Il sistema sanitario israeliano – e in particolare le strutture ospedaliere – si prepara al rilascio degli ostaggi. Secondo il Ministero della Salute, gli ostaggi riceveranno le cure immediate presso lo Sheba Medical Center, il Sourasky Medical Center, il Rabin Medical Center (compreso lo Schneider Children’s Medical Center), lo Shamir Medical Center e il Soroka Medical Center. “Abbiamo allestito una nuova struttura dedicata, progettata in modo diverso da un reparto ospedaliero standard, ma attrezzata per soddisfare tutte le esigenze necessarie” ha rivelato un alto dirigente dei servizi sociali ospedalieri ai notiziari Ynet e Yedioth Ahronoth.
Il personale medico, infermieristico, paramedico e altri professionisti hanno seguito una formazione specializzata per affrontare la cura dei traumi. “Come parte della preparazione, abbiamo condotto diverse simulazioni di potenziali scenari che coinvolgono gli ostaggi. In uno, abbiamo incluso attori per ricreare realisticamente situazioni complesse”, ha aggiunto il manager. Che, sebbene abbia curato gli ostaggi rilasciati in precedenti accordi, sottolinea che questa situazione si prospetta completamente diversa: “Comprendiamo che abbiamo a che fare con sfide senza precedenti. Gli ostaggi dell’accordo precedente sono stati trattenuti per un periodo relativamente breve, ma questa volta stiamo parlando di persone che sono state in cattività per un anno e tre mesi. Il loro stato psicologico e fisico è probabilmente molto più complesso. È ragionevole presumere che abbiano sopportato una maggiore disperazione, condizioni più dure e impatti più gravi sulla loro salute fisica e chiaramente mentale”.
“Prima di tutto, li saluteremo con un caloroso “benvenuti a casa” e ci assicureremo che siano in uno stato che permetta loro di riunirsi con le loro famiglie. Il nostro ruolo è quello di rimanere in disparte, pronti a fornire supporto medico ed emotivo, pur riconoscendo che l’ospedale diventa prima di tutto uno spazio per la tanto attesa riunione di famiglia – ha spiegato il personale ospedaliero – Nei nostri “preparativi” abbiamo già incontrato le famiglie dei rapiti per guidarle su cosa aspettarsi durante il primo incontro e sostenerle durante tutto il processo di inserimento”.
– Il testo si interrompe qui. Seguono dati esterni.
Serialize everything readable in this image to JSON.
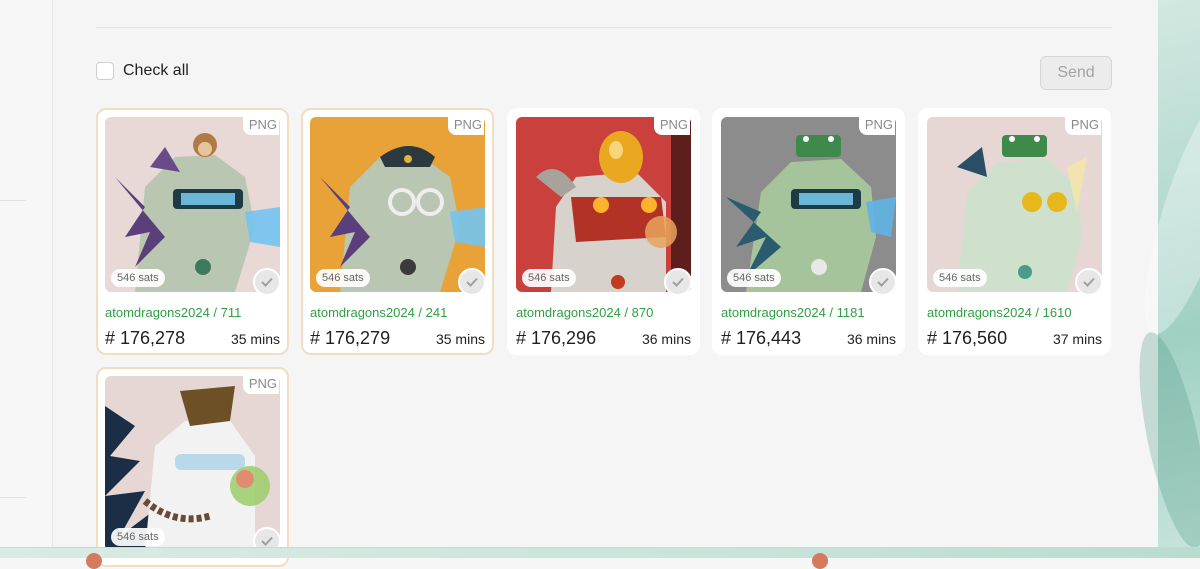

“Siamo consapevoli che probabilmente saranno esposti a una quantità enorme di informazioni e, sulla base delle esperienze passate, abbiamo appreso che gli ostaggi spesso tornano con disinformazione o sotto l’influenza di una guerra psicologica. Pertanto, prevediamo un processo di riconnessione con la realtà, avvicinandoci però gradualmente e in modo adeguato alle loro esigenze – ha continuato un membro del team – Abbiamo imparato a non attenerci ai nostri programmi, ma a operare al ritmo degli ostaggi. Un ex ostaggio ci ha insegnato l’importanza di prestare attenzione anche ai piccoli dettagli, come la regolazione della temperatura della stanza e dei livelli di illuminazione” ha aggiunto uno dei dottori del team facendo riferimento alle esperienze passate gli altri ostaggi, sottolineando l’importanza della flessibilità e dell’adattamento alle esigenze specifiche dei rapiti.
Meital Levy, nutrizionista del Leumit Health Services, ha sottolineato che “ogni fase della riabilitazione deve essere affrontata con attenzione e monitorata attentamente”. “Un periodo prolungato come questo può portare a un deterioramento significativo in molte aree, tra cui la salute orale e dentale, problemi al sistema digestivo e sintomi di grave malnutrizione. Prevediamo una sostanziale perdita di peso e chiaramente il sistema nutrizionale generale dei rapiti potrebbe essere gravemente compromesso” spiega Levy. La malnutrizione può assolutamente causare danni irreversibili. Un periodo così prolungato potrebbe avere un impatto significativo anche su un individuo sano”, ha concluso Levy.